More lasting has been the “prestigious-fictitious,” handled by Flaubert with characteristic irony and served up straight today in the advertising world. In Flaubert's unfinished novel Bouvard and Pécuchet, the two men wonder what style would best suit their new garden. There are so many to choose from: the “Romantic genre, which distinguishes itself by evergreens, ruins, tombs”; the “terrible genre,” replete with “hanging rocks, broken trees, burned-down cabins”; the “grave genre,” which offers “a temple to philosophy. Obelisks and triumphal arches characterize the majestic genre, moss and caves the mysterious genre, a lake the dreamy genre. There is even the fantastic genre,” with “a wild boar, a hermit, several tombs, and a boat which detached itself alone from the shore, to lead you into a boudoir, where jets of water streamed over you as you lay on the sofa.”
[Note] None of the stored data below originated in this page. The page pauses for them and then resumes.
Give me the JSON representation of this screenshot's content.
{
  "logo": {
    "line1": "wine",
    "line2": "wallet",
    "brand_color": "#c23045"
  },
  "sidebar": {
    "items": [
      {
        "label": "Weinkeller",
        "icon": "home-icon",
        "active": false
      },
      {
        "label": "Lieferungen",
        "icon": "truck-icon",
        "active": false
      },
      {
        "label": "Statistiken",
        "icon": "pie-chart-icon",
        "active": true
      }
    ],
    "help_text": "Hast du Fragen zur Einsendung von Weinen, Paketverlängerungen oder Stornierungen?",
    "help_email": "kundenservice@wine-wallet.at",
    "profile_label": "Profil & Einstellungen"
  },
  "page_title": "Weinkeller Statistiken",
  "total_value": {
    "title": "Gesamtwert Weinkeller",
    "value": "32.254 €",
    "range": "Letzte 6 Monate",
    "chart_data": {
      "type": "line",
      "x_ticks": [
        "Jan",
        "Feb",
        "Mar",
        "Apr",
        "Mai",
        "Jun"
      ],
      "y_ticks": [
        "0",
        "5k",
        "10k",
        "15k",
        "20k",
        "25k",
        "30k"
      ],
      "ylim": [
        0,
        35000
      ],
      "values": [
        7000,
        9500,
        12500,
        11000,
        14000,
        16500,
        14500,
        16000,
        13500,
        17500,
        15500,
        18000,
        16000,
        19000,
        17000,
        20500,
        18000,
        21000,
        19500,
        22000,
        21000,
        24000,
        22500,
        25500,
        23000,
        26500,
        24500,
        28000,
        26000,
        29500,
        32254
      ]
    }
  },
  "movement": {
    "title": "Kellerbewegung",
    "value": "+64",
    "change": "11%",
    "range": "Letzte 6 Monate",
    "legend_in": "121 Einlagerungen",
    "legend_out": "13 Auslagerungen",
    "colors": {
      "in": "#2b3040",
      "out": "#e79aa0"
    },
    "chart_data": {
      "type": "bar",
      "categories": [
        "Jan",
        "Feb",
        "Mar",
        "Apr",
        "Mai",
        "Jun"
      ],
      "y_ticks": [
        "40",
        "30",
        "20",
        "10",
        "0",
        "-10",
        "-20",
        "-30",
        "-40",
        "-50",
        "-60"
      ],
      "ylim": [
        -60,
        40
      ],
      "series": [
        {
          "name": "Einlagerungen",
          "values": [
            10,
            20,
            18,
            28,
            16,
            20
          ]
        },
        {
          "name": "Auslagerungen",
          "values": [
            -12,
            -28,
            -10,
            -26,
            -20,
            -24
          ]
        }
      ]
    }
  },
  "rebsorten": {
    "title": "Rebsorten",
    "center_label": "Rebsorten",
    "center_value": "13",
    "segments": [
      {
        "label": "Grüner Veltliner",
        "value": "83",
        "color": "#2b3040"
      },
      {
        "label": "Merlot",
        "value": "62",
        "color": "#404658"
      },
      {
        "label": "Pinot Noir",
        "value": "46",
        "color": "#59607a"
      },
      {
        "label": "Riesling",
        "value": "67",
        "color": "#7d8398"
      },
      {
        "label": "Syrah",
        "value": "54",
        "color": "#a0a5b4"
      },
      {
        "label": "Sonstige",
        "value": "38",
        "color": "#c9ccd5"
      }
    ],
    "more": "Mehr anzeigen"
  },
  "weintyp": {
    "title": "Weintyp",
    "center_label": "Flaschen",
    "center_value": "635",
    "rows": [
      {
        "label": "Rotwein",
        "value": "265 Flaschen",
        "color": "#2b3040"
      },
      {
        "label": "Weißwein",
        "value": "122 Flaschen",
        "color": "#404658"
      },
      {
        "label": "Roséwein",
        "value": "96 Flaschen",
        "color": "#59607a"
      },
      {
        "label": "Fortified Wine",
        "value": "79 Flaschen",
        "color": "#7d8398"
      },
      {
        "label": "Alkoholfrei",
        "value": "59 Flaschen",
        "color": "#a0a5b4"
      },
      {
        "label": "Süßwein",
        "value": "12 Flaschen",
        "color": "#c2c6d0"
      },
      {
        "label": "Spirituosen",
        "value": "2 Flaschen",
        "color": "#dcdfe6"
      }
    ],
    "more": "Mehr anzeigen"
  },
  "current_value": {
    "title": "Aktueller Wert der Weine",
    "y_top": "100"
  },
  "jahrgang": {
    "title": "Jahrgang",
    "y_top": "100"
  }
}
A great deal of the pleasure of reading Obsolete Objects derives from simply coming across such passages-hundreds of them. It is a pleasure Orlando clearly shares. But he cannot resist the urge to make all the texts fit into his elaborate scheme, no matter how recalcitrant they may be.
Here and there he registers his uneasiness with the project. He calls the book's longest chapter “Twelve Categories Not to Be Too Sharply Distinguished,” but he distinguishes them sharply even in explaining that some passages point in two or more directions at once. He says it is appropriate to take “half-seriously and half-jokingly the precision of this belated structuralist exercise,” but he takes the precision seriously-so much so that at times the exercise becomes more trouble than it is worth.
Even so, Orlando casts a bright light on the obscure patterns of literary history. In doing so, he reminds us, again and again, of how much depends on our willingness to listen to the eloquent voices of the past.
Bryan Crockett is a professor of English at Loyola College in Maryland.